Digital rights groups are criticizing proposals under discussion at the Internet Engineering Task Force (IETF), saying changes affecting automated access to public web data could alter how websites manage crawling and scraping.
According to the source article, the debate centers on automated access to publicly available online information, including crawling and scraping used by journalists, researchers, watchdog organizations, the Internet Archive, and comparison-shopping tools. The source says some companies are seeking changes to IETF technical standards, while critics argue those changes could make it easier for website operators to restrict lawful automated access.
This dispute sits within a broader Policy, Ethics & Law discussion about AI, internet governance, and access to public information. It also overlaps with questions raised in coverage of Google AI Overviews liability and market implications and copyright and publisher disputes discussed on Ctrl-Alt-Speech.
Automated access and public web uses
The source article says automated access supports several lawful and widely used activities. Examples listed in the source include reporting by journalists, research by academics and watchdog organizations, preservation work by the Internet Archive, and automated comparison-shopping tools.
The source also states that the Internet Archive uses crawling to preserve copies of websites. Background on the web's exclusion protocol is available in RFC 9309: The Robots Exclusion Protocol, which documents the current standard for robots.txt.
EFF is quoted in the source as saying: “The ability to access publicly available information using automated tools is a central value and benefit of a free and open internet.”

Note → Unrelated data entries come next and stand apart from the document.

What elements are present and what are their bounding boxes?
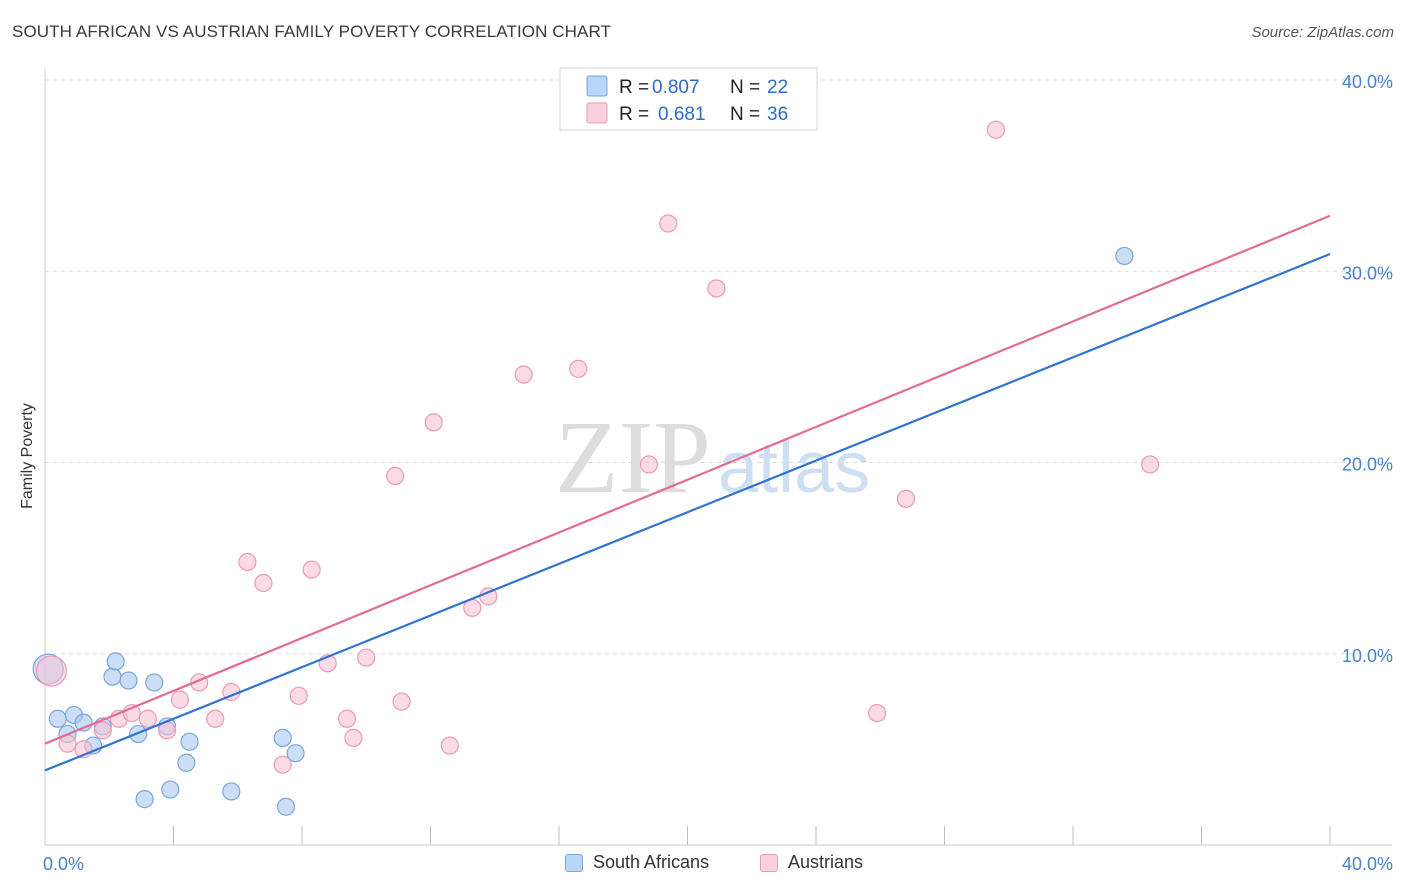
austrian-point xyxy=(424,413,443,432)
south-african-point xyxy=(106,652,125,671)
legend-n-value: 36 xyxy=(767,104,788,125)
south-african-point xyxy=(286,744,305,763)
y-tick-label: 30.0% xyxy=(1342,263,1393,283)
trend-line-austrians xyxy=(44,214,1331,745)
watermark-zip: ZIP xyxy=(555,400,711,515)
austrian-point xyxy=(254,573,273,593)
austrian-point xyxy=(273,755,292,774)
legend-label-austrians: Austrians xyxy=(788,852,864,872)
legend-item-austrians: Austrians xyxy=(760,852,863,873)
y-tick-label: 40.0% xyxy=(1342,72,1393,92)
austrian-point xyxy=(138,709,157,728)
south-african-point xyxy=(180,732,199,751)
scatter-points xyxy=(32,120,1160,816)
south-african-point xyxy=(273,728,292,748)
austrian-point xyxy=(707,279,726,298)
watermark-atlas: atlas xyxy=(718,428,870,508)
legend-swatch-austrians xyxy=(586,102,608,124)
austrian-point xyxy=(35,655,68,687)
legend-n-value: 22 xyxy=(767,77,788,98)
south-african-point xyxy=(276,797,296,816)
austrian-point xyxy=(337,709,357,728)
austrian-point xyxy=(986,120,1006,139)
austrian-point xyxy=(1140,455,1160,474)
tick-labels: 10.0% 20.0% 30.0% 40.0% 0.0% 40.0% xyxy=(43,72,1393,874)
south-african-point xyxy=(119,671,138,690)
austrian-point xyxy=(93,721,112,740)
austrian-point xyxy=(357,648,376,667)
legend-r-label: R = xyxy=(619,77,649,98)
axes xyxy=(44,68,1392,846)
chart-title: SOUTH AFRICAN VS AUSTRIAN FAMILY POVERTY… xyxy=(12,22,612,41)
south-african-point xyxy=(161,780,180,799)
legend-r-value: 0.681 xyxy=(658,104,706,125)
austrian-point xyxy=(514,365,533,384)
legend-n-label: N = xyxy=(730,104,760,125)
legend-label-south-africans: South Africans xyxy=(593,852,710,872)
austrian-point xyxy=(639,455,659,474)
x-tick-label: 0.0% xyxy=(43,854,84,874)
austrian-point xyxy=(867,703,887,723)
legend-item-south-africans: South Africans xyxy=(565,852,709,873)
south-africans-swatch xyxy=(565,853,583,872)
legend-r-label: R = xyxy=(619,104,649,125)
austrian-point xyxy=(170,690,190,709)
austrian-point xyxy=(569,359,588,378)
south-african-point xyxy=(177,753,196,772)
austrian-point xyxy=(289,686,308,705)
austrian-point xyxy=(344,728,363,748)
austrians-swatch xyxy=(760,853,778,872)
south-african-point xyxy=(103,667,122,686)
south-african-point xyxy=(48,709,67,728)
austrian-point xyxy=(302,560,321,579)
legend-r-value: 0.807 xyxy=(652,77,700,98)
series-legend: South Africans Austrians xyxy=(0,852,1406,878)
austrian-point xyxy=(896,489,916,508)
austrian-point xyxy=(392,692,411,711)
south-african-point xyxy=(222,782,241,801)
legend-swatch-south-africans xyxy=(586,75,608,97)
chart-source: Source: ZipAtlas.com xyxy=(1251,24,1394,41)
legend: R = 0.807 N = 22 R = 0.681 N = 36 xyxy=(559,67,818,131)
south-african-point xyxy=(145,673,164,692)
austrian-point xyxy=(238,552,257,572)
austrian-point xyxy=(206,709,225,728)
y-tick-label: 20.0% xyxy=(1342,455,1393,475)
austrian-point xyxy=(659,214,678,233)
legend-n-label: N = xyxy=(730,77,760,98)
trend-lines xyxy=(44,214,1331,772)
trend-line-south-africans xyxy=(44,253,1331,772)
y-tick-label: 10.0% xyxy=(1342,646,1393,666)
south-african-point xyxy=(1115,246,1134,266)
x-tick-label: 40.0% xyxy=(1342,854,1393,874)
austrian-point xyxy=(386,466,405,485)
south-african-point xyxy=(135,789,154,809)
austrian-point xyxy=(440,736,459,755)
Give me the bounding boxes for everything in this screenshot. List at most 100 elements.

AI Preferences working group
One of the IETF efforts identified in the source is the AI Preferences working group. According to the article, the group is developing proposals that would let publishers express “preference signals” against crawling web data for AI-related purposes.
The source says those signals would be expressed through robots.txt. It also says the AI-related purposes listed include training models, generating outputs, and helping users search the web. For reference, the IETF maintains official materials for the AI Preferences Working Group.
The article further claims that these preference signals could potentially become legally binding in some jurisdictions, though the supplied source notes do not identify which jurisdictions.
Web Bot Auth working group
The source also highlights the Web Bot Auth working group. It says that group is pursuing efforts related to protecting sites from bots that strain website resources and is also pursuing standards changes that would enable sites to cryptographically identify bots.
Official information about that effort is available through the IETF's Web Bot Auth Working Group.
According to the source, critics say such identification systems could be used to block competitors, dissidents, or bots that are not licensed or otherwise approved. The source also claims that if crawling were limited to preapproved authenticated bots, websites could require licensing payments for automated access.
Broader policy implications
The source article says website operators increasingly want to block bots that crawl public web content for AI training or operation. It also says AI bots can strain website infrastructure and in some cases degrade performance or take sites offline. In addition, the source states that some publishers are concerned users may rely on AI-generated overviews instead of visiting source websites, a theme that also appears in broader AI Marketing & Search coverage, including G7-related AI access concerns raised by Macron and Modi.
At the same time, the source claims the proposed standards would give websites greater ability to block lawful scraping and crawling, affecting researchers, archivists, startups, accessibility tools, and accountability research.
EFF is quoted in the source as saying: “However reasonable these fears may be, the answer is not to change the IETF standards from neutral protocols that encourage openness to restrictive requirements designed to monetize internet access.” The source also states that EFF and allied groups have resisted some IETF proposals and will continue doing so.